Há uma história muito contada pelas bandas da Fazenda Fartura. Nela havia um casal de idosos, muito devoto de Santo Antônio, que morava em um ranchinho naquela região. Eles possuíam um belo altar dedicado ao santo e, quando se aproximava o dia de sua festa, rezavam a ladainha e a trezena de Santo Antônio. Toda a população da região participava da celebração realizada no rancho do casal.

 

Os idosos tinham um neto de 15 anos, que criavam como filho. O rapaz conhecia toda aquela região e vivia andando pelos pastos montado em um belo corcel negro, que cavalgava desde pequeno. O animal era seu único amigo.

 

Certo dia, o jovem montou em seu corcel e foi até a cidade em busca de um belo cinto para sua nova calça. Encontrou um cinto caríssimo e o comprou. Na volta para o rancho dos avós, parou em um riacho de águas limpas para se refrescar. Debaixo de uma grande árvore, acabou adormecendo.

 

Quando despertou, não encontrou mais o corcel negro. Procurou o animal durante vários dias, mas não conseguiu encontrá-lo.

 

Sem achar seu companheiro, resolveu ir ao altar de seus avós. Pegou um galhinho de guiné e o colocou nas costas da imagem de Santo Antônio. Então disse:

 

— Santo Antônio, você tem 24 horas para achar o meu corcel negro.

 

Mas o santo não atendeu ao pedido do rapaz.

 

No outro dia, bem cedo, vendo que o corcel ainda não havia aparecido, o jovem ficou muito bravo. Vestia sua calça nova e o belo cinto recém-comprado. Num acesso de raiva, tirou o cinto da cintura e deu uma cintada nas costas da imagem de Santo Antônio.

 

Dizem que Santo Antônio pensou:

 

— Se me afogam, eu aguento. Se me tomam o Menino Jesus dos braços, eu me calo. Mas uma cintada nas costas eu não aceito. Vou dar uma lição nesse rapaz.

 

Imediatamente, o corcel apareceu diante do jovem.

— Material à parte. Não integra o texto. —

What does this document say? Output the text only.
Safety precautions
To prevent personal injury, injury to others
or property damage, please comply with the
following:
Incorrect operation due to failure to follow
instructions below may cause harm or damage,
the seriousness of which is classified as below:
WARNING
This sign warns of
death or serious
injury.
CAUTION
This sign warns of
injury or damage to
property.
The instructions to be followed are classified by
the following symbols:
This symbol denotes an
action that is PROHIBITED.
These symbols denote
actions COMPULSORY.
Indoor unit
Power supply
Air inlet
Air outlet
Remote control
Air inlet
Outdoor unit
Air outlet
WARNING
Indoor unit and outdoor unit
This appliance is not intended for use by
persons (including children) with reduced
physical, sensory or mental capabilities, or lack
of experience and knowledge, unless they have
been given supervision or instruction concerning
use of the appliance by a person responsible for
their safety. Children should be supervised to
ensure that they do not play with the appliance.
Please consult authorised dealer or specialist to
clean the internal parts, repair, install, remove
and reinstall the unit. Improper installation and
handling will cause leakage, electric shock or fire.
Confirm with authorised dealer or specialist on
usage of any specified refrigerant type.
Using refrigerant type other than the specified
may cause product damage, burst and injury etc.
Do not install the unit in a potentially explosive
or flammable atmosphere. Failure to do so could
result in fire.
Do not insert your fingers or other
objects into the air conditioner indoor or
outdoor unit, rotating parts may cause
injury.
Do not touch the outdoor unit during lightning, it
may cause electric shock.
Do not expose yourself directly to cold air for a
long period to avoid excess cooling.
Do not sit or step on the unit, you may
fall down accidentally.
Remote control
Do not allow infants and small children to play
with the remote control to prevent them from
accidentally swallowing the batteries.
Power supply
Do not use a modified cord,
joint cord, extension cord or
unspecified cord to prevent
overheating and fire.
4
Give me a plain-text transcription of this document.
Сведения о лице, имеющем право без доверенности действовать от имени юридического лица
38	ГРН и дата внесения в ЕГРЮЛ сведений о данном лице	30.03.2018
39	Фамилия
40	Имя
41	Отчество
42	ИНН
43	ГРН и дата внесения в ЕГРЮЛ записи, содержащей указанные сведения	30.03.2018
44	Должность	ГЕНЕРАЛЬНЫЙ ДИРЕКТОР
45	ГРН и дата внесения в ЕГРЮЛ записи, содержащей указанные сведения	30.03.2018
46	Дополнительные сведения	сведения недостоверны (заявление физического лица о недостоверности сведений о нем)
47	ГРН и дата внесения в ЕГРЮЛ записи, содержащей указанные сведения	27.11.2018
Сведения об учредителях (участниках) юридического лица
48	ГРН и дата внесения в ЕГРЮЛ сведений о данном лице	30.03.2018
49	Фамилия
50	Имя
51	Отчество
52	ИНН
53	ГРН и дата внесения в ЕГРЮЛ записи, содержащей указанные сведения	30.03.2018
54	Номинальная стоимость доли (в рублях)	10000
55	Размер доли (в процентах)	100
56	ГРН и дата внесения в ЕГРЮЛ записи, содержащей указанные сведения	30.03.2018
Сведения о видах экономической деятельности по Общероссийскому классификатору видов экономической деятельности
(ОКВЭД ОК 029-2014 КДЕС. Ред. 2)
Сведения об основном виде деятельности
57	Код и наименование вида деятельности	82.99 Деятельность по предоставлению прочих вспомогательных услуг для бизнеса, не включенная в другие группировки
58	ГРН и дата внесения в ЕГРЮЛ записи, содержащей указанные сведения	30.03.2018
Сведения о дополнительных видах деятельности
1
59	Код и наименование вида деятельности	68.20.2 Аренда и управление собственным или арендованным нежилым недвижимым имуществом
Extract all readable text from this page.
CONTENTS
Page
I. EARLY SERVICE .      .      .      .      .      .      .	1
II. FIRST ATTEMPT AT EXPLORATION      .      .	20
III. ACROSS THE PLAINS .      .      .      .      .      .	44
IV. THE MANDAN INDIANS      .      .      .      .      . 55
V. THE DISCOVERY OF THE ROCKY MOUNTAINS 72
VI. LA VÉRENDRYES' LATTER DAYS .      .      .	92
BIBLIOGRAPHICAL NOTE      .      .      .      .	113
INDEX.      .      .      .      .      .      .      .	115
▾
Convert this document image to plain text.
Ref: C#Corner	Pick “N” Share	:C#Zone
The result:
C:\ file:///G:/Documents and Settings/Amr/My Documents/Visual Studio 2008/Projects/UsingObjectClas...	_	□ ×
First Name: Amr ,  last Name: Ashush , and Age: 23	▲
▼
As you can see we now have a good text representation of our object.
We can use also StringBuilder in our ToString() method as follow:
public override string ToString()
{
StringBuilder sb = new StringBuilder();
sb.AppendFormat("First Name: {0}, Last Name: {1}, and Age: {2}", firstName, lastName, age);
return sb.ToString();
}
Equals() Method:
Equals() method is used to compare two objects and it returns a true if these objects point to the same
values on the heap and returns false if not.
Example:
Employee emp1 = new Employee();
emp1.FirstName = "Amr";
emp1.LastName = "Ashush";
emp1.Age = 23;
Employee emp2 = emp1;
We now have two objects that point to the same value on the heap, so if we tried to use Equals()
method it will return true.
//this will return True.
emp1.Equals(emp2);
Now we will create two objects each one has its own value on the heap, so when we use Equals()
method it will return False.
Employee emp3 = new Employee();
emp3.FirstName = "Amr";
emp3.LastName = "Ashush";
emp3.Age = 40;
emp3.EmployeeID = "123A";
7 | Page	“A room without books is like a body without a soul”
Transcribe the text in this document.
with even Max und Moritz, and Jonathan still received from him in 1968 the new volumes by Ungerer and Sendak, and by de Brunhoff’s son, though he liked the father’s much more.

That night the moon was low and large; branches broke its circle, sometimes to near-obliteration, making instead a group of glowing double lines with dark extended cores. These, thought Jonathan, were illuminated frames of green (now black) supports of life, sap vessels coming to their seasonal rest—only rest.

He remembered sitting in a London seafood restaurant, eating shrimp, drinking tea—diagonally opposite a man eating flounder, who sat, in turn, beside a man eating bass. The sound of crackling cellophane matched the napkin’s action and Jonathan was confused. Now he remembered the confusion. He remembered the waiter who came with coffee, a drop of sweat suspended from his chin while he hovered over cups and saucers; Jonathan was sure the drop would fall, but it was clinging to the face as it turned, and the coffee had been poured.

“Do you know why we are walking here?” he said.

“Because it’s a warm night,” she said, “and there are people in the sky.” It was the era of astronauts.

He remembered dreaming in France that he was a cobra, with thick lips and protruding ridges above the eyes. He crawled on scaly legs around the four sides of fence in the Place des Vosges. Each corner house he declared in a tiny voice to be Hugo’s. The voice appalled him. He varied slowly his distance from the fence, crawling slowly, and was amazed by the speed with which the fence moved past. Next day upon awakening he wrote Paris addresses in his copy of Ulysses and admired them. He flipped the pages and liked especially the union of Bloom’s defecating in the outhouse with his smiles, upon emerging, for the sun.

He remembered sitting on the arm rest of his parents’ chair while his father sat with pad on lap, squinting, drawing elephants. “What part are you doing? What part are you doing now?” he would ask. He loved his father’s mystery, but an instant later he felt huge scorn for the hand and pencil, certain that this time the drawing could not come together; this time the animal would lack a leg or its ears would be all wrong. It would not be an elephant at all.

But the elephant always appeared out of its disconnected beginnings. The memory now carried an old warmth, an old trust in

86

Feliz da vida, ele montou no animal e saiu galopando pelos pastos. Porém, pouco tempo depois, levou um tombo do cavalo, que jamais o havia derrubado. Seu corpo ralou dos pés à cabeça e ele sofreu muitos ferimentos.

 

Durante três dias ficou machucado e dolorido. No terceiro dia, foi até o altar de Santo Antônio e falou:

 

— Santo Antônio, tire estas feridas de mim e, todos os anos, darei uma cesta básica a um necessitado. E, a partir de hoje, nunca mais usarei cintos em minhas calças.

 

Em seguida, jogou fora o cinto que havia comprado.

 

Com o passar do tempo, suas feridas começaram a cicatrizar. O rapaz cumpriu sua promessa e nunca mais quis desafiar Santo Antônio.

 

E assim a história atravessou gerações, sendo contada de boca em boca pelas bandas da Fazenda Fartura, como prova de que, com os santos, é melhor pedir com fé do que exigir com arrogância.